Com os investigadores a aproximarem-se, o saltador Danil Lysenko precisava de um alibi para apoiar a sua história. Os principais dirigentes da federação russa forneceram-no, criando um hospital falso.
Lysenko tinha faltado a três testes antidoping no espaço de um ano e podia apanhar uma suspensão até dois anos, o que lhe impediria de estar presente em Tóquio. Então, os dirigentes russos desculparam o atleta porque ele havia estado num hospital, a fazer uma bateria de exames médicos.

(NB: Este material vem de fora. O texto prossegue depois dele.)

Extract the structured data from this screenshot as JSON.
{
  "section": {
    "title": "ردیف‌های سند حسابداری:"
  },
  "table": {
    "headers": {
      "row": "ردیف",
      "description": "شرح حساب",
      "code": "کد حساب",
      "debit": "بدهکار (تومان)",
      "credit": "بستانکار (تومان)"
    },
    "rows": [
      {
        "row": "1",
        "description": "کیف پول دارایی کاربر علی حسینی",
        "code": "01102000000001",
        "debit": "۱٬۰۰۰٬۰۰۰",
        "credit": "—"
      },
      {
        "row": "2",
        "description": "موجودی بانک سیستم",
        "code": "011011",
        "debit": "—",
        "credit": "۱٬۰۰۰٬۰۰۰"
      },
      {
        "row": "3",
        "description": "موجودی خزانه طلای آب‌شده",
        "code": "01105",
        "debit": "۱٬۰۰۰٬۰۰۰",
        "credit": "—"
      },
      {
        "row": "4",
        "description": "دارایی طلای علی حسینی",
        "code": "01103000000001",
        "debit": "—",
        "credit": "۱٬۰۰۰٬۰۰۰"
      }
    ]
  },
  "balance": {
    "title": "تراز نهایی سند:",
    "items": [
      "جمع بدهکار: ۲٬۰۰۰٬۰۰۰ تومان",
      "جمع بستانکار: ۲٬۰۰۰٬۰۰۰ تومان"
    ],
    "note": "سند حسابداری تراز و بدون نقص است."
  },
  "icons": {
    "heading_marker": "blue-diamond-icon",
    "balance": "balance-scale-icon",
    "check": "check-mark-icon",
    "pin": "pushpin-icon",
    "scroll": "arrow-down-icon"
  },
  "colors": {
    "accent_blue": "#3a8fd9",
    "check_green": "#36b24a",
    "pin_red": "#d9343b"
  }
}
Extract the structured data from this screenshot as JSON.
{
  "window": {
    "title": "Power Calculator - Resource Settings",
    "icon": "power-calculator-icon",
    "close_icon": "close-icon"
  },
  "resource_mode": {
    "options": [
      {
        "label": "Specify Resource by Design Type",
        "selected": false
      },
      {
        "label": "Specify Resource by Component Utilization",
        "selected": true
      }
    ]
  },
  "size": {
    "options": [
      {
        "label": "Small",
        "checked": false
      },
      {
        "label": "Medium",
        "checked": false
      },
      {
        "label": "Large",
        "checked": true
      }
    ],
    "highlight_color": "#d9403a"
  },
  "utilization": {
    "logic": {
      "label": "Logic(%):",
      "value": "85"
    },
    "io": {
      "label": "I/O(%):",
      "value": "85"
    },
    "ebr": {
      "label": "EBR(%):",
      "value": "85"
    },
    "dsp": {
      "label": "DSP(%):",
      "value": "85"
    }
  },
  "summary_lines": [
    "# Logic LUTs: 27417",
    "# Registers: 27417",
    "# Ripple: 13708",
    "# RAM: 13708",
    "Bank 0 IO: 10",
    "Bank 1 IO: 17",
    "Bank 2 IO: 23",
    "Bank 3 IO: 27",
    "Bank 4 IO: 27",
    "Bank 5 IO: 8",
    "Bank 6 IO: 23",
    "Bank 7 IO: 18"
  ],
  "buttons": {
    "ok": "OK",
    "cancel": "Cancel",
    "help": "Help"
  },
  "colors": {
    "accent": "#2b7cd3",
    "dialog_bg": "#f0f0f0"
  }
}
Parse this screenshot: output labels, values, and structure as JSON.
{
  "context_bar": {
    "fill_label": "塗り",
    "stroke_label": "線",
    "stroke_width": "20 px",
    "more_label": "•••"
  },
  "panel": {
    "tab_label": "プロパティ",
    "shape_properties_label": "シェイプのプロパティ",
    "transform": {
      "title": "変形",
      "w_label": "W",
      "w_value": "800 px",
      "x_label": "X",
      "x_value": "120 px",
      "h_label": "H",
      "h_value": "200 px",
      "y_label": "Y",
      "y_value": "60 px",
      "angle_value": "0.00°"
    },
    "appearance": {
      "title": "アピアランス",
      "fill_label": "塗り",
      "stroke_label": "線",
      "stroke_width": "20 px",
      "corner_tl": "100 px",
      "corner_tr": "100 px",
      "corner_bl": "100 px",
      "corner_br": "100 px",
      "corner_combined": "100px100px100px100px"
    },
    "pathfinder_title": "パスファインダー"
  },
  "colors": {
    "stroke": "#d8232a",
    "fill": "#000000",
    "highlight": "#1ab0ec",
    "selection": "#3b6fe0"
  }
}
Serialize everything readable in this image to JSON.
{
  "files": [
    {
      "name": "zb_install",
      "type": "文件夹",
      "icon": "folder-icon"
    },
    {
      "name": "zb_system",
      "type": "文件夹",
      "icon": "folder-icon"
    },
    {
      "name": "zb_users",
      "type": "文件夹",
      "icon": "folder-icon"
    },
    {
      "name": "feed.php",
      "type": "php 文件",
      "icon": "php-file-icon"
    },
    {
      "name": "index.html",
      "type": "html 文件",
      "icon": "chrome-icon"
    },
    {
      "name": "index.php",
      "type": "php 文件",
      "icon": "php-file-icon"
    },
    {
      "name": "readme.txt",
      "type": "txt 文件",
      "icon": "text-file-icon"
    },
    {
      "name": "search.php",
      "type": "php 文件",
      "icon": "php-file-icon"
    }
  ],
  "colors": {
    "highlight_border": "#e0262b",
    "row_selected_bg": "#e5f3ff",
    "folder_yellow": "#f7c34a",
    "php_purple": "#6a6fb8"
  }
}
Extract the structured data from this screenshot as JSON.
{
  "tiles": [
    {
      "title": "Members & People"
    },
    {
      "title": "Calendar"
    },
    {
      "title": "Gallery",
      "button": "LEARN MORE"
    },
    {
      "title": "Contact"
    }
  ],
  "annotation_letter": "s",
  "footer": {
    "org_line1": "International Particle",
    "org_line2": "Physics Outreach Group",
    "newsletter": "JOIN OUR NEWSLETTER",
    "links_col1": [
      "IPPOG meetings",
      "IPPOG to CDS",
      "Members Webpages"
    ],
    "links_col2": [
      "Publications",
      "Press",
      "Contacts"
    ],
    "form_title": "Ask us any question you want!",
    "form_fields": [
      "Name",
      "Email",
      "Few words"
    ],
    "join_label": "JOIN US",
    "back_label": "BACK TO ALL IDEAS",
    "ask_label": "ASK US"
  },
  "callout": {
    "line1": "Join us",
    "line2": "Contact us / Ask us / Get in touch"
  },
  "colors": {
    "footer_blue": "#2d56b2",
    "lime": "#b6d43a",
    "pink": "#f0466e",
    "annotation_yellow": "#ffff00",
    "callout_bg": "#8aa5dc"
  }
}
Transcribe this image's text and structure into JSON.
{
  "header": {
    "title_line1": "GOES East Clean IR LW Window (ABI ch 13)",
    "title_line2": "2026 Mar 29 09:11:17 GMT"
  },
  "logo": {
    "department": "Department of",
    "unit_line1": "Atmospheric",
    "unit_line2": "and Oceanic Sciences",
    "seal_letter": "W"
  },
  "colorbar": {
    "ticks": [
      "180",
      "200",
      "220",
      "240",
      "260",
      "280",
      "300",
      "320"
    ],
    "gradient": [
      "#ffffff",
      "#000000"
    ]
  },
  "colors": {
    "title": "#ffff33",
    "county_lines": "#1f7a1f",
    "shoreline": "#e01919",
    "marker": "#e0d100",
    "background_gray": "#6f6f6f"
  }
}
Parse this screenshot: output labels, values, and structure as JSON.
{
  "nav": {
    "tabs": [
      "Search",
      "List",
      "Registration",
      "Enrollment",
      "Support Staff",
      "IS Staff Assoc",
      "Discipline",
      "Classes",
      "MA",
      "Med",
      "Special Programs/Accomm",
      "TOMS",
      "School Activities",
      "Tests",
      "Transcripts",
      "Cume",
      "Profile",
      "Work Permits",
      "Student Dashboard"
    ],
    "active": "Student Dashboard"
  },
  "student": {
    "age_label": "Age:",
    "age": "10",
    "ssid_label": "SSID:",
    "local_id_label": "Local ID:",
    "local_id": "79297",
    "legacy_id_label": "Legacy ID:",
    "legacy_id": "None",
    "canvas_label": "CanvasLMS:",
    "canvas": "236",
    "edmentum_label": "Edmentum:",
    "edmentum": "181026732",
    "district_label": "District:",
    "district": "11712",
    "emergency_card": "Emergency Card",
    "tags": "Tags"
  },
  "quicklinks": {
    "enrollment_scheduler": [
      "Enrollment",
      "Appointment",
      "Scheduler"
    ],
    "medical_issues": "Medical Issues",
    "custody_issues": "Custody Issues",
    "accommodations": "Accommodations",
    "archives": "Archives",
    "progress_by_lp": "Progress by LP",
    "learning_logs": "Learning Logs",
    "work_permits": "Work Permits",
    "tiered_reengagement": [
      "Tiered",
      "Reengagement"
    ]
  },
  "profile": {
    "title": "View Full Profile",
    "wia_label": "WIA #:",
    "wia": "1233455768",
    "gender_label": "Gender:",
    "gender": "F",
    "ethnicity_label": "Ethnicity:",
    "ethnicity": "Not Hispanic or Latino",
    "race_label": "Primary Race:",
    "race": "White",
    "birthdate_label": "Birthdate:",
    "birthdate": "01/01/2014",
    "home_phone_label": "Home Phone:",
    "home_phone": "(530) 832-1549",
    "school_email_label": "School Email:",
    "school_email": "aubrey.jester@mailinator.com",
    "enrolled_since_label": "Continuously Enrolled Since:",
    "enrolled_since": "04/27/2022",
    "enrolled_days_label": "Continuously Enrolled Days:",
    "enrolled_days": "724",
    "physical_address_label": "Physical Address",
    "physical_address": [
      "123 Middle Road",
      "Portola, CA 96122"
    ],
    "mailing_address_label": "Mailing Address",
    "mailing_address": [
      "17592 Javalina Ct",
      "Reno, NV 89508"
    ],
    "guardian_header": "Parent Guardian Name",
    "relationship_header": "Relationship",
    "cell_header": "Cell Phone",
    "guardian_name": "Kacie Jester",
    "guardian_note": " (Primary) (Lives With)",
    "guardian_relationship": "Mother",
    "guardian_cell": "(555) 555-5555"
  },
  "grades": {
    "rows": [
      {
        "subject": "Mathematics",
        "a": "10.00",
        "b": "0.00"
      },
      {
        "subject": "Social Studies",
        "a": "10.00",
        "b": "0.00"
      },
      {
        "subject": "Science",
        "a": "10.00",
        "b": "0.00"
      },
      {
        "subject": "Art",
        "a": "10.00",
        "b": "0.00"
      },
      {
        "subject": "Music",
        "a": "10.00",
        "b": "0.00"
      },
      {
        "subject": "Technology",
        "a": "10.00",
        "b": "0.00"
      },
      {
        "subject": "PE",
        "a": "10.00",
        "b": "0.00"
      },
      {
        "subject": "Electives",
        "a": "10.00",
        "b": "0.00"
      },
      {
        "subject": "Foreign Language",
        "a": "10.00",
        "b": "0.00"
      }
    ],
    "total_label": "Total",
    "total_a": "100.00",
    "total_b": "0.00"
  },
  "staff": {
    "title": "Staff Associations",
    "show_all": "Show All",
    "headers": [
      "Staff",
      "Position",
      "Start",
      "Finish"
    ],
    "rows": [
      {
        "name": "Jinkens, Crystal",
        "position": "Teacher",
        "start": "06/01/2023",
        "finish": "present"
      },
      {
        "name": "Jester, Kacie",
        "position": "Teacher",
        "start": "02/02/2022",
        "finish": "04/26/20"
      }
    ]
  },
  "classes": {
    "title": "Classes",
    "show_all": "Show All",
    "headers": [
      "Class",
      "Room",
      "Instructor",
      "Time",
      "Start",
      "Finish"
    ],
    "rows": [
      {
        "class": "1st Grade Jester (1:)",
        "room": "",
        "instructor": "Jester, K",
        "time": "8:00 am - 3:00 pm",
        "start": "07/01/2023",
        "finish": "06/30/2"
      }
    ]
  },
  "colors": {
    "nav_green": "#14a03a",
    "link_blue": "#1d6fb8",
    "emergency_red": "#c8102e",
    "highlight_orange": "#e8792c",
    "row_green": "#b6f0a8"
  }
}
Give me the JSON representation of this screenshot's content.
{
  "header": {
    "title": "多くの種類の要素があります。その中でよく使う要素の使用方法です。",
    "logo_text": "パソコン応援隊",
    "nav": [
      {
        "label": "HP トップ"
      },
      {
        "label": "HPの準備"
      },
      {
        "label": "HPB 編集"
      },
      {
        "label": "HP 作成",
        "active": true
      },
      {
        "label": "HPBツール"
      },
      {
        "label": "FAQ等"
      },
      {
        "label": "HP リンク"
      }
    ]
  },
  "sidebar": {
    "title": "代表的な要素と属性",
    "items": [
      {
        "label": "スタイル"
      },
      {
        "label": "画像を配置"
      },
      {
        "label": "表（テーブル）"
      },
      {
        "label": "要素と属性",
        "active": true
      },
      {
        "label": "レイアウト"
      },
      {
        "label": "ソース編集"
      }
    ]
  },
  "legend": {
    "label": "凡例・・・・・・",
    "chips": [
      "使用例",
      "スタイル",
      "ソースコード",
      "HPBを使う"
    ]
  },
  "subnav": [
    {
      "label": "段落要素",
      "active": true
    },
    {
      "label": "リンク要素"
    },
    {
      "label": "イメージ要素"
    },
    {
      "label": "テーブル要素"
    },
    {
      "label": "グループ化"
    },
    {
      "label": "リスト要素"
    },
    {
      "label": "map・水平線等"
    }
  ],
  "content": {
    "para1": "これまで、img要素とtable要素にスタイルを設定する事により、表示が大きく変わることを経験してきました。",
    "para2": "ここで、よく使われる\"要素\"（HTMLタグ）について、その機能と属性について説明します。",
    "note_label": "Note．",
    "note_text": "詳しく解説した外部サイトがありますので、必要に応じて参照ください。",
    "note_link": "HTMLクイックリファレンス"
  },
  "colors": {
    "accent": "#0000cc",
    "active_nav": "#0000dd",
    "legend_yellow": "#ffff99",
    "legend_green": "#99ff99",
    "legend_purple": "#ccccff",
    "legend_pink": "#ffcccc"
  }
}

Em Setembro de 2018, receando que os investigadores estivessem próximo da verdade, Lysenko enviou um e-mail para um importante dirigente da federação russa, perguntando se ele poderia dar-lhe fotos do hospital, para que pelo menos, o atleta soubesse descrevê-lo, se alguém lhe perguntasse. De seguida, acompanhado pelo mesmo funcionário, dirigiu-se ao endereço listado no site do hospital. Quando parou o carro e Lysenko olhou em volta, ficou pasmado. Não havia hospital. Não havia sequer um prédio! Tudo o que ele podia ver era um canteiro de obras. Como é que ele ia explicar-se?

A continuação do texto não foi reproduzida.